If the last four digits of two bank account numbers are the same, a two-digit prefix is assigned sequentially. For example, if the last four digits of two bank account numbers are the same, the system assigns "00" as the prefix for the first bank account number, and assigns "01" as the prefix for the second bank account number.

This example illustrates the generic masking for bank account numbers. Two bank account numbers (lines 2 and 3) have the same last four digits. Notice that the Mask Value appears to be the same:

Line

Bank ID

Account Number

Mask Value

1

123456

1284366237

XXXXXX6237

2

123456

1107395556

XXXXXX5556

3

123456

1268375556

XXXXXX5556

4

1212

436712

XX6712

5

15875

81933

X1933

This example illustrates the same two account numbers (lines 2 and 3) have the same last four digits. Notice that the Mask Value appears different due to the prefix added and all masked bank account numbers are 16 characters in length:

Line

Bank ID

Account Number

Mask Value

1

123456

1284366237

00XXXXXXXXXX6237

2

123456

1107395556

00XXXXXXXXXX5556

3

123456

1268375556

01XXXXXXXXXX5556

4

1212

436712

00XXXXXXXXXX6712

5

15875

81933

00XXXXXXXXXX1933

The two-digit prefix is always displayed at the beginning of a masked bank account number. The system assigns "00" to the first occurrence. When a bank account number is entered into the system and the last four-digits are a duplicate of another bank account number, the system assigns "01" as the prefix. If a third bank account number is entered with the same last four digits, the system assigns "02" as the prefix, and so on.
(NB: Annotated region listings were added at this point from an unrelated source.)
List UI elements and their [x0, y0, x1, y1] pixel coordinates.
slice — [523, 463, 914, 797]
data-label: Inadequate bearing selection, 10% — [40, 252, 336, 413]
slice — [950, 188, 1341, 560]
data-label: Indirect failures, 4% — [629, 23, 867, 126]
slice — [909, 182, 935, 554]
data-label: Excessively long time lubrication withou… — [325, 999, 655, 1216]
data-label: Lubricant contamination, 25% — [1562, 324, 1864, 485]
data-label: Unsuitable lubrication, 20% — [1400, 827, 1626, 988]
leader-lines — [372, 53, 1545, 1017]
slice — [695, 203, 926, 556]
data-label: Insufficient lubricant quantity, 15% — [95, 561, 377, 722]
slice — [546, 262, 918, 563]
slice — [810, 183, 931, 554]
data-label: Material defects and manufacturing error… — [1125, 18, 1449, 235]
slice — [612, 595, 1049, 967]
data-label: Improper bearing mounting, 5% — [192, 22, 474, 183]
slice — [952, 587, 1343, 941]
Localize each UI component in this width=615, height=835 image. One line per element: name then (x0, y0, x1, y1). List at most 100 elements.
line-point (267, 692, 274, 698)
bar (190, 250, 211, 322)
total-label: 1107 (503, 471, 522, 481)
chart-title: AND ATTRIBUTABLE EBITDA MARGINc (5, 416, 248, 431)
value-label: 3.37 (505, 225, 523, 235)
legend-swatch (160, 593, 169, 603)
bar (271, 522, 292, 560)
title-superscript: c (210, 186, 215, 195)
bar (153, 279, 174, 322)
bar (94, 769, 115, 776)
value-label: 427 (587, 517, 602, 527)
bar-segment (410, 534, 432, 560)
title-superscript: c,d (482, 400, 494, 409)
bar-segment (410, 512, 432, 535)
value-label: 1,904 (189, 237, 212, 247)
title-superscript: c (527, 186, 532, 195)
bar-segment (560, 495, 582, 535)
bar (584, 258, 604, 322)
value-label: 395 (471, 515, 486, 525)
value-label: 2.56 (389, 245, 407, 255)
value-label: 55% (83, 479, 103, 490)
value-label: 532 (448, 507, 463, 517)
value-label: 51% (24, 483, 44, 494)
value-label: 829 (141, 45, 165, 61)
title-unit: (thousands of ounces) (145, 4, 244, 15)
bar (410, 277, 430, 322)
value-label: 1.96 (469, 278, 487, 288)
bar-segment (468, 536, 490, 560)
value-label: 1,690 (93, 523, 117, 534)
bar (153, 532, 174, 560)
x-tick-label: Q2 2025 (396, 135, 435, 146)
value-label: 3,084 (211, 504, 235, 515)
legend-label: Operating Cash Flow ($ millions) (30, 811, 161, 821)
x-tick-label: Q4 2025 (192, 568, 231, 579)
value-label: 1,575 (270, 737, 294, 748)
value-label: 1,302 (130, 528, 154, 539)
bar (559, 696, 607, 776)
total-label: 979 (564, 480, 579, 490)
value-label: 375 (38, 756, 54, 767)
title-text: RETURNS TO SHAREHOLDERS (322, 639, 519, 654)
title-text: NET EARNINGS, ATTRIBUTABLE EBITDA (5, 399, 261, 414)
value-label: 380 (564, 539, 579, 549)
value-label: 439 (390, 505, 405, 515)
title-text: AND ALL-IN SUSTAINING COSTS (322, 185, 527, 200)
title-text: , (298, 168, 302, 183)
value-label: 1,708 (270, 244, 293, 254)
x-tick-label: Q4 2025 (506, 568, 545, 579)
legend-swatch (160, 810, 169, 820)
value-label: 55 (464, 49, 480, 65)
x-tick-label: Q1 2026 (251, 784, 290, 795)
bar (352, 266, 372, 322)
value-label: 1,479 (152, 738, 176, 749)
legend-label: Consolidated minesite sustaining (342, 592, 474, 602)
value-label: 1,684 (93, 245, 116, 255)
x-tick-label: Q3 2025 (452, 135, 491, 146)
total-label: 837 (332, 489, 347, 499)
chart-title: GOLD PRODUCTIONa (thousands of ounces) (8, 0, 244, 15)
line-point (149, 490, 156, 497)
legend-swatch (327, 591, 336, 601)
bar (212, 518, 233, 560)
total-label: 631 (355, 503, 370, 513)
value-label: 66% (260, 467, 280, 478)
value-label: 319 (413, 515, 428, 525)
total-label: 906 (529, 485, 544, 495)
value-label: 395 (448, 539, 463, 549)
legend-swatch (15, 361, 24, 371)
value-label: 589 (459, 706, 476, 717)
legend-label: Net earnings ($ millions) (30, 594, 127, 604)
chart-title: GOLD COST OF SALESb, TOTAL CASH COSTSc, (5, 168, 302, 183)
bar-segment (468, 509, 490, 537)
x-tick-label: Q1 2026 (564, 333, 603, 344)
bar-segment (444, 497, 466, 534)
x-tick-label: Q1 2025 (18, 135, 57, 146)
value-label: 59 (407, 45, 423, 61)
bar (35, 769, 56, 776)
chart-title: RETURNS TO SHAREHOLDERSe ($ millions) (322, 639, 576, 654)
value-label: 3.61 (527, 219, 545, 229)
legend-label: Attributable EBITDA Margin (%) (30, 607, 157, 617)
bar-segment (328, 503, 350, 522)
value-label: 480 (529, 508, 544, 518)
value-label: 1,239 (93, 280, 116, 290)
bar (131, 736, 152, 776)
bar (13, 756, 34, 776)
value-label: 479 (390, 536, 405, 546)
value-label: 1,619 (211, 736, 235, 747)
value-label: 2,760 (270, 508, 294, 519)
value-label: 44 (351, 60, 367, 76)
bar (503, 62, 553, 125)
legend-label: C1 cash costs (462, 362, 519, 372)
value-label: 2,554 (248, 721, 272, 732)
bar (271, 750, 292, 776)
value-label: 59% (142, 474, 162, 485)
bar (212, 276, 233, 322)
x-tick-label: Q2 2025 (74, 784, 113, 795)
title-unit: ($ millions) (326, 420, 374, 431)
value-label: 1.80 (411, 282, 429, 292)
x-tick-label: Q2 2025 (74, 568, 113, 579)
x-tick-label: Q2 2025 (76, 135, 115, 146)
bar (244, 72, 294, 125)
International Bank Account Number

When the encryption process runs the IBAN ID is also masked in all tables with the last four digits unmasked. There is no prefix logic for IBAN numbers.

If you previously used the Page and Field Configurator Masking Page to mask the bank account number field, remove the row from the Configure Fields for Masking section.

If you don't remove the bank account number from this section, when you select the "Unmask" button on an FSCM page, the bank account number changes to the value selected in the Mask Character field (all X's or all *'s).